Last Updated on January 24, 2019
The Conservative government has brought about many changes to immigration policy since it came to power in 2006. Prime Minister Stephen Harper has come on record that the government has been “systematically re-orienting immigration over the last several years to make it more focused on economic needs and focused on more long-term labor market needs”.
The year 2015 is expected to witness some major changes in immigration – be it the launch of new schemes or a change in immigrant profile based on developments overseas. Presented below are the top five immigration trends that Canada can expect to see in 2015:
1. The Express Entry program for skilled workers
Launched on January 1, the new Express Entry program provides permanent residency to highly skilled immigrants who are matched to the country’s skills shortages and qualify to meet the job requirements posted by various Canadian employers.
Chris Alexander, Canada’s Immigration Minister, has said that the Express Entry program was a top priority program for him this year.
All provinces except Quebec will be a part of the Express Entry program, where the government will match employers with most suitable high-skilled immigrants. Every two to three weeks, a draw will be held where the government will invite the highest-ranking candidates to apply for permanent residency. The application does not require any level of minimum points for qualification, however a permanent full-time job offer from a Canadian employer will significantly increase a candidate’s ranking.
Employers however will continue to have to prove that they have considered Canadians first before using the Express Entry system to hire foreigners.
Critics of the Express Entry system are concerned about the effectiveness of “job-matching” to be undertaken by the government and are also wary of how transparent and accountable the system will function.
2. Foreign caregiver program
The foreign caregiver program has undergone several major revisions imposed by the government. According to the new rules, it is now optional for the caregivers to live with their employers. The government has also put a cap on the number of people who will be given caregiver work visas in two new categories.
The changes have mostly been welcomed by the concerned communities, however groups representing Filipino caregivers have expressed disappointment over the new rule wherein caregivers are not given permanent residency when they arrive and have to rather wait for two years in order to qualify for permanent residency.
Currently, there are 60,000 pending applications under the caregiver program. The government aims to clear about 47,500 applications from the current backlog by end of 2015.
3. Changes in the Citizenship Act
Starting this year, the government has increased the application fee for Canadian citizenship to $530 per adult applicant. The increased fee is estimated to generate an additional revenue of $60 million for the government in 2015.
In addition to the fee hike, the government has also promised to significantly improve the processing time for citizenship applications.
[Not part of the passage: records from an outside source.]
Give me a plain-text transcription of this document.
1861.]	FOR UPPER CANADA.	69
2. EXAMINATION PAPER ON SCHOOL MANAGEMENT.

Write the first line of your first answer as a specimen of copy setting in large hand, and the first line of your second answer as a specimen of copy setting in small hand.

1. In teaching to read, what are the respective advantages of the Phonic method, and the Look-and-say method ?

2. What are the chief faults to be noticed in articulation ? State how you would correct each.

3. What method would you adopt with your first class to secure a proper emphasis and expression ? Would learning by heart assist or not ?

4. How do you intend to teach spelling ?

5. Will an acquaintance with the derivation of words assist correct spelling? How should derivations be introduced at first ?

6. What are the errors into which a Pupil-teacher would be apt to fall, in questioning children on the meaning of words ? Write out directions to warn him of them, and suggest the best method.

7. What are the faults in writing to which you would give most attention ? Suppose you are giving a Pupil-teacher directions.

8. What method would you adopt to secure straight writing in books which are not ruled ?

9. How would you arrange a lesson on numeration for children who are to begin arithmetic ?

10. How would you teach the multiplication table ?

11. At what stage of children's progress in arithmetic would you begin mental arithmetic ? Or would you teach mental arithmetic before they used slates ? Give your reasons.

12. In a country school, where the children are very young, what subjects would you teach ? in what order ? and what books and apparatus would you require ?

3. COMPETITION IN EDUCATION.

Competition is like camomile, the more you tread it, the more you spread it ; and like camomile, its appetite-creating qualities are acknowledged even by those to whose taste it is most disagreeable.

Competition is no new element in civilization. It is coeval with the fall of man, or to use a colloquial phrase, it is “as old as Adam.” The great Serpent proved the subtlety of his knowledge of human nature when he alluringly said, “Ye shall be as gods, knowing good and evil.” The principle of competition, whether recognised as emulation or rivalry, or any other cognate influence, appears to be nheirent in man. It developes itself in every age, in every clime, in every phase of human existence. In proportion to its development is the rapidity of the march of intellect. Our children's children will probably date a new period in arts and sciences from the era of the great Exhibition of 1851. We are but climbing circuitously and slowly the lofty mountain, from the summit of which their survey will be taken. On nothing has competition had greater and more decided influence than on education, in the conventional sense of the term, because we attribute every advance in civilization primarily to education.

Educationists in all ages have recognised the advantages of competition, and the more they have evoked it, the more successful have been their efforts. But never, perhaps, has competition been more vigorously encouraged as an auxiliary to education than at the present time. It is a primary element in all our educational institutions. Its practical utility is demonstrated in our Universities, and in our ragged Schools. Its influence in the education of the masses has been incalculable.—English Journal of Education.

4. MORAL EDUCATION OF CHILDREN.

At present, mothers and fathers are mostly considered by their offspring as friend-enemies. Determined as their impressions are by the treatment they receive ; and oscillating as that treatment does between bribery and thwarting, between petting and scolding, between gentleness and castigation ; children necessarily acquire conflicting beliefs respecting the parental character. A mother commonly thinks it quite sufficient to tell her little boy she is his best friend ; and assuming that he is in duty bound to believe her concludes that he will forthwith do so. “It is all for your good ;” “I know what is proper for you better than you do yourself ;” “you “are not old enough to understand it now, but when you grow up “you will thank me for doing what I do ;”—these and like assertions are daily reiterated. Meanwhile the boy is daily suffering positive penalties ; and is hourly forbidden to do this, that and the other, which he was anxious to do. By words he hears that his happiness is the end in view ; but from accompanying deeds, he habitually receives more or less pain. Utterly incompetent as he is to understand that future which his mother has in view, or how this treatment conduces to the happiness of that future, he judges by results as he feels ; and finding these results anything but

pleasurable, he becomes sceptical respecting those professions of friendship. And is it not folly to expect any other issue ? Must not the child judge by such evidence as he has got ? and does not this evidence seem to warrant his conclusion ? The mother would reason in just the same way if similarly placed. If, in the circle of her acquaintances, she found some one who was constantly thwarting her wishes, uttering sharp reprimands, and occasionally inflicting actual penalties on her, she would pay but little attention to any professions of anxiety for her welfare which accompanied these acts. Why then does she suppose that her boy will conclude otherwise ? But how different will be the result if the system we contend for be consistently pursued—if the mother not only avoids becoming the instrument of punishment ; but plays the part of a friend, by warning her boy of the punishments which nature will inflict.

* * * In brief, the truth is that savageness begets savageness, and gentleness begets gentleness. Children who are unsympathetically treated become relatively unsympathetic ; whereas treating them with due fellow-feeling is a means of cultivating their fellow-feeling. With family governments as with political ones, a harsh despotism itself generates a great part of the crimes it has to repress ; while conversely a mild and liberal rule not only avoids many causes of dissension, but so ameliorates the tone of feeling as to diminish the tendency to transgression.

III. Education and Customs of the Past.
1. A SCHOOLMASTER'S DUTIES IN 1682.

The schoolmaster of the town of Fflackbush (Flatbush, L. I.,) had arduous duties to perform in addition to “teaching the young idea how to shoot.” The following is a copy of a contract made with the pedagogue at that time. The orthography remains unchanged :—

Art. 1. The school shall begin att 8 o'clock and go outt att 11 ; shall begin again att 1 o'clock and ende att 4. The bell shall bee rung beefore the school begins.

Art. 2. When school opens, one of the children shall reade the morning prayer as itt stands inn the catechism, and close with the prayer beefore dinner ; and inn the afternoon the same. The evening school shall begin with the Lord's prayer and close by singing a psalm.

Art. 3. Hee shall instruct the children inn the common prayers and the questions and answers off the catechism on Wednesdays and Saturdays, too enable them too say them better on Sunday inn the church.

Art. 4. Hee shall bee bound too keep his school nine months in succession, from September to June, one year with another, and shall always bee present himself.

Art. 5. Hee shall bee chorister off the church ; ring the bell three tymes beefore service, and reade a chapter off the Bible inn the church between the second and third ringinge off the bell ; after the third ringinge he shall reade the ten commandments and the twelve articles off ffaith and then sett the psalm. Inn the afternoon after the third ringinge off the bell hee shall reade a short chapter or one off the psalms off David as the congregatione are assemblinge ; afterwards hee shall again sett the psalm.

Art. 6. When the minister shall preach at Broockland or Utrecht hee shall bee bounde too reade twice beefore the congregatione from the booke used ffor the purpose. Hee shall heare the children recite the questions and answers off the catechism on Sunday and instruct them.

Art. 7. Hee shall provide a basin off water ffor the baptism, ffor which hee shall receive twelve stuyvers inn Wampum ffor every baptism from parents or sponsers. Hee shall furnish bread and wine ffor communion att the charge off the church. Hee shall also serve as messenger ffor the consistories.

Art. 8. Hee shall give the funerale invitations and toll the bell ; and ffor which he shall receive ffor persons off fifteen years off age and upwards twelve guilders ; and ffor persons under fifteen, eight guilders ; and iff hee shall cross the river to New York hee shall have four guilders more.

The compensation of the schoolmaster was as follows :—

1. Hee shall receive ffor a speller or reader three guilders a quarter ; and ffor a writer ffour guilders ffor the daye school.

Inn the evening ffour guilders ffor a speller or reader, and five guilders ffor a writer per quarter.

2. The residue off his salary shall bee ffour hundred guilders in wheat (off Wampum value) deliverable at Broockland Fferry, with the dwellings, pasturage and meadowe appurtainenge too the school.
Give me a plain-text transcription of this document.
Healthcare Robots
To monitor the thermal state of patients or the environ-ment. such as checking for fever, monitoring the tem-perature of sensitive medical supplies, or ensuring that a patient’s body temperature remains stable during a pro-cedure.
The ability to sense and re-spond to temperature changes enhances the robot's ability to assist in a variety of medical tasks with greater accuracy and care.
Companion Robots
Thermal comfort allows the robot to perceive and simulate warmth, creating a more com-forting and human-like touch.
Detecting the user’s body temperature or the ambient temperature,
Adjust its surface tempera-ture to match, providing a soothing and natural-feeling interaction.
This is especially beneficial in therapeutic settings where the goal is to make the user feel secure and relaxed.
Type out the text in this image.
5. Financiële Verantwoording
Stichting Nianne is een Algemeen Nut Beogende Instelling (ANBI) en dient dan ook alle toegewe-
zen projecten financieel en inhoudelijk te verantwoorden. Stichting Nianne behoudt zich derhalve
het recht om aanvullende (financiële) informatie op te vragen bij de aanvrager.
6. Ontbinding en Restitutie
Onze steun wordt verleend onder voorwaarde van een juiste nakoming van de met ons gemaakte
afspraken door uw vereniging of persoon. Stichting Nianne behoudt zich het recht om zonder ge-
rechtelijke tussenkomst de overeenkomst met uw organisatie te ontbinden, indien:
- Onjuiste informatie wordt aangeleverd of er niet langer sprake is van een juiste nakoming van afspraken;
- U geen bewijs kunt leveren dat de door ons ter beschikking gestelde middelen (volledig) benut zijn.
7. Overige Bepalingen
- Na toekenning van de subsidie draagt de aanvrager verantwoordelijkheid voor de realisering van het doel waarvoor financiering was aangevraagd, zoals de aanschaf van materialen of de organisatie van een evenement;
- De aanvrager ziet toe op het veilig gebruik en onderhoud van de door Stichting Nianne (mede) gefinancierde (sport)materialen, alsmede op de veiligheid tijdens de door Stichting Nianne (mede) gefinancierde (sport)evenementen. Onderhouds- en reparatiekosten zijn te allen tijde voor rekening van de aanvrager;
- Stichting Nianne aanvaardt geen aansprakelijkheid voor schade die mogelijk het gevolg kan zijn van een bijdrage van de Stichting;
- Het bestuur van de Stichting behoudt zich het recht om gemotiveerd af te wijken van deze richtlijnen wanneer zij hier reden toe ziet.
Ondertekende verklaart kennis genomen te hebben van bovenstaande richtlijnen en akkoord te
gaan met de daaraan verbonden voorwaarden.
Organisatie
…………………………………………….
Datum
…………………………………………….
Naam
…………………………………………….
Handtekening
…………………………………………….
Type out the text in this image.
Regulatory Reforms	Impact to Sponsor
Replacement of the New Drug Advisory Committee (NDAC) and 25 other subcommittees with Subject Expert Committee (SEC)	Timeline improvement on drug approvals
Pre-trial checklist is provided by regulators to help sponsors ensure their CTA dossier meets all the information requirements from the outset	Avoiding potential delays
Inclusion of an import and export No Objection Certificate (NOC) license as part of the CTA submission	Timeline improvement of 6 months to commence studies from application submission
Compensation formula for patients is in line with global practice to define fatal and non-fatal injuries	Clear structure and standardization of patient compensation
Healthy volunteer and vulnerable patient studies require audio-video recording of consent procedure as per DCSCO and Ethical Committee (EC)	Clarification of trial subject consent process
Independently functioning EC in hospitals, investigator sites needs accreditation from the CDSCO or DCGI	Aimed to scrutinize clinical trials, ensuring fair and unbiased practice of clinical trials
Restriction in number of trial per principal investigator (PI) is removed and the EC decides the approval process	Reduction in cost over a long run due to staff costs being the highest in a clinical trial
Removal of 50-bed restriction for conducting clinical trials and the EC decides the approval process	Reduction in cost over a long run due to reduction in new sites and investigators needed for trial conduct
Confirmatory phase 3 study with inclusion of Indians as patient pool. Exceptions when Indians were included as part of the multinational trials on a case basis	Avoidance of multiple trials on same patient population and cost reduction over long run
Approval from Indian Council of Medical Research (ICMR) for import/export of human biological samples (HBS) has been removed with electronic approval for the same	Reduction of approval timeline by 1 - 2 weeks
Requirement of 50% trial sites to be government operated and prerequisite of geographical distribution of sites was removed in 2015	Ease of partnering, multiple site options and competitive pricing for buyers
Several changes were made to the Citizenship Act in 2014, some of which came under fire from the Canadian Bar Association. The year 2015 is likely to see some of these controversial changes to the Act come into effect.
A controversial provision allows the government to revoke citizenship of dual citizens or permanent residents in case they have been found to have taken up arms with groups engaged in armed conflict against Canada or if they are convicted of terrorism, treason, or spying offences. Around 93 “high risk” individuals are already being monitored, according to Royal Canadian Mounted Police.
Finally, the government now also holds the right to deny Canadian citizenship to anyone who has pending domestic or foreign criminal charges filed against them.
4. Refugee immigration from Syria
The current crisis in Syria has led to a large number of refugees seeking asylum all around the world. Canada officially committed to take in 1,300 Syrian refugees by the end of 2014 but the government has been criticized by immigration groups for failing to keep that promise.
However the Canadian Immigration Ministry refuted this accusation, with Kevin Ménard, spokesman for the immigration minister Chris Alexander, stating, “We have approved more than 1,200 refugees under the 1,300 commitment, and 1,063 are already here in Canada. The rest will travel in the coming weeks. We continue to work expeditiously to fulfil this commitment and will have more to say about this in the coming weeks.”
The United Nations has urged Canada to take in an additional 10,000 Syrian refugees in the next two years. The plea follows United Nations’ global call to help with the resettlement of about 100,000 Syrian refugees who are fleeing from the escalating violence in their country.
5. Health care for refugees
Following a court order that called the federal changes to refugee healthcare funding “unconstitutional”, the Canadian government has restored health-care coverage to refugees, temporarily. The Federal Court had said that the funding cuts in the program were “cruel and unusual”.
Immigration Minister Chris Alexander reacted to the court order, saying, “We are doing this because the court has ordered us to do it. We respect that decision, while not agreeing with it.” According to Alexander, the cost of restoring the health-care coverage for refugees will cost the government $4 million, whereas it will benefit fewer than 1,000 refugees.
However the government has been taken to court by three groups – the Canadian Association of Refugee Lawyers, Canadian Doctors for Refugee Care, and Justice for Children and Youth – who are accusing it of failing to comply with the court order. The motion will be heard by the Federal Court on January 27.